I have been writing about resistance to toxic chemicals. And though I have plenty of posts on other stuff, I have shied away from cancer, even though one of the biggest problems with treating cancer is resistance. Yet it is difficult to write about. Why more so than antibiotic resistance, or deadly viruses, I am not sure. Maybe because rationally or irrationally there is such fear of the cancer that it is unnerving to write about. Or maybe because it is a heavy topic that resonates with far too many people. But cancer is natural. The cancerous cell is the renegade cell that has become free from life’s rules of order. It is rapid evolution at its best and worst.  Its origins are as old if not older than the first “true animals” and it is, by most accounts, a greater threat to the human population today than at any other point in our modern history.

At its most basic, cancer is a disease of multicellular life.  Whatever the driving force leading to multicellular life, whether population genetics, energetics, oxygen toxicity, or some combination of all of the above, the increased complexity of the gene and cellular architecture allowed for new features laying the groundwork for a new kind of social organization, a society of cells. My body is a highly functional social network. An improved facility for cell-to-cell communication and coordination, adherence between cells and, counter-intuitively the capacity for a cell to die on “command” all are important components of the multicellular toolkit; tools which may have allowed single eukaryotes to build multicellular homes for themselves.  And which also laid the groundwork for the inevitability of the cancerous cell. As with any social organization there are collaborators, independents, and renegades.

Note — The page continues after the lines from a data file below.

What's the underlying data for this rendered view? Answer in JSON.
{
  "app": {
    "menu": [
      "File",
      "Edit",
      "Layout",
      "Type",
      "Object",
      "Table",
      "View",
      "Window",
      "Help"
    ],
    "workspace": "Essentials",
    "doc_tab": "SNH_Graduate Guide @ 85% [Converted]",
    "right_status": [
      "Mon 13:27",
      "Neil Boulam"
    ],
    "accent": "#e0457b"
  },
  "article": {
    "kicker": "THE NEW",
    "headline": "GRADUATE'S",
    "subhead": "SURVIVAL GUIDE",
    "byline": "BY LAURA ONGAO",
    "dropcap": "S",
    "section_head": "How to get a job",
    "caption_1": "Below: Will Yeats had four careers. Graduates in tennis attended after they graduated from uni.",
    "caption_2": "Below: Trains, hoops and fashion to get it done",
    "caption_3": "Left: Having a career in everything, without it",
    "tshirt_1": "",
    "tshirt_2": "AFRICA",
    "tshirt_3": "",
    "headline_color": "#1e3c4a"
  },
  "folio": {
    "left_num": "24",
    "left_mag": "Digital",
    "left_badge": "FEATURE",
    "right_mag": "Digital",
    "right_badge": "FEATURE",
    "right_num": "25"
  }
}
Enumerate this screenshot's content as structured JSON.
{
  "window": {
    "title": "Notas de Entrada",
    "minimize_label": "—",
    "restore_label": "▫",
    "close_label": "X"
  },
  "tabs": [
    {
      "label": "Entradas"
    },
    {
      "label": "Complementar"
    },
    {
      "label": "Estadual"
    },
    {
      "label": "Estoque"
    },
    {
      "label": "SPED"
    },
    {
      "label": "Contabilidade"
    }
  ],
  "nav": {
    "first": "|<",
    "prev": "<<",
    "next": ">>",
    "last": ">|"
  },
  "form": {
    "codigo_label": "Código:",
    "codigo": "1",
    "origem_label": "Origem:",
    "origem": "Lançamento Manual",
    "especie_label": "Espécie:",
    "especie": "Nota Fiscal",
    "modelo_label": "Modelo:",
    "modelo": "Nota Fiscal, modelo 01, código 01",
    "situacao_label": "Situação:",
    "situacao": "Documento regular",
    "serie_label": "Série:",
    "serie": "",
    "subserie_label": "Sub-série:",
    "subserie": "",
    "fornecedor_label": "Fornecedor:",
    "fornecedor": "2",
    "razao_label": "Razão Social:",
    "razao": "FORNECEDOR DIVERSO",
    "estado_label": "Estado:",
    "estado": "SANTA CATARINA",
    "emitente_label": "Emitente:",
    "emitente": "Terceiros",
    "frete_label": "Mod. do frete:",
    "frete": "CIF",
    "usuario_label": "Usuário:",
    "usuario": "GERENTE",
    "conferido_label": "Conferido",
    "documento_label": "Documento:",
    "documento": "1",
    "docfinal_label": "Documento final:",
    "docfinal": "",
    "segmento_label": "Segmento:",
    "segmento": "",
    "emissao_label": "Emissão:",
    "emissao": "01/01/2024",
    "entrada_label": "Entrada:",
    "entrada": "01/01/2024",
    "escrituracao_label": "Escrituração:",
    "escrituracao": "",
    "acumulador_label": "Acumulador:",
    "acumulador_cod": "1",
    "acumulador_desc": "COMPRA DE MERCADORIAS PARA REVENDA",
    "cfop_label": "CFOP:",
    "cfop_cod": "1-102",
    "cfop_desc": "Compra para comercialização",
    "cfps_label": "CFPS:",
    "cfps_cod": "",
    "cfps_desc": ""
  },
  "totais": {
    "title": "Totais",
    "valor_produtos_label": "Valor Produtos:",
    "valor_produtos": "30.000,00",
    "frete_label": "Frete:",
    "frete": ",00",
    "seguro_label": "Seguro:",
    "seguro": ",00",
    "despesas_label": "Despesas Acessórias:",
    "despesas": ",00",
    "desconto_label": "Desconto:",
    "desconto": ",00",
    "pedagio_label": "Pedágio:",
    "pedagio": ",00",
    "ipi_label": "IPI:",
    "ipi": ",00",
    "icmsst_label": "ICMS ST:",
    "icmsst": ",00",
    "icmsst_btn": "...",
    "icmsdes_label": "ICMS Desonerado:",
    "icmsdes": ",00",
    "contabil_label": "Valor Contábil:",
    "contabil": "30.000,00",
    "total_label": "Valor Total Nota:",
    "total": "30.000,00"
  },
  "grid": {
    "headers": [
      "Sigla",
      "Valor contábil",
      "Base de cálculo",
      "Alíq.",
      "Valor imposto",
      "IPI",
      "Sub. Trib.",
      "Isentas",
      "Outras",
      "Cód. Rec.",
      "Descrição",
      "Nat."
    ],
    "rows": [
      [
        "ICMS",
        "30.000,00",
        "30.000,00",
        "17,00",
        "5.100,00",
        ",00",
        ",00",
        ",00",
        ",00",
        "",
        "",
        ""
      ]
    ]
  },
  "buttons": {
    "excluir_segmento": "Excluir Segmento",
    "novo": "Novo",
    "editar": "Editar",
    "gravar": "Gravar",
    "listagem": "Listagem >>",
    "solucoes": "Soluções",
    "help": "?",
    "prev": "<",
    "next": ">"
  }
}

As I ponder the tens of trillions of somatic cells in my body, the tens of thousands of genes per cell, and the numerous opportunities for mutation I wonder if and when cancer might strike.  With good fortune and good genes, maybe it never will. Or perhaps it already has, and I am unaware. Given the opportunity, it is a wonder that cancerous growths are not more pervasive. How complex life avoided this fate may reside in the mechanics of cancer, the body’s defenses, and the fact that all genes do not contribute equally to the evolution of cancer.  Recent efforts to characterize the genomes of cancer cells are continually providing insight into the specific genes which when mutated are most likely to contribute to cancerous changes in humans. Currently the proportion of genes associated with somatic cancer (and the great majority of cancer occurs in somatic as opposed to germ cells) represent just 1.6% of the human genome, a small proportion, although a figure which is likely to increase with increased sequencing efforts.  While genomics holds great promise, cancer is incredibly complex and a wily beast. When it comes to resisting toxic chemicals, cancerous cells are more than up to the task. In many cases cancerous cells are resistant before treatment begins. But more about that next blog.

For an excellent book about cancer’s history, biology and treatment read Siddhartha Mukherjee’s  The Emperor of Maladies: a biography of cancer. Or, if you aren’t into reading (though you would be missing out on a great book) watch the Ken Burns mini-series beginning tonight, March 30.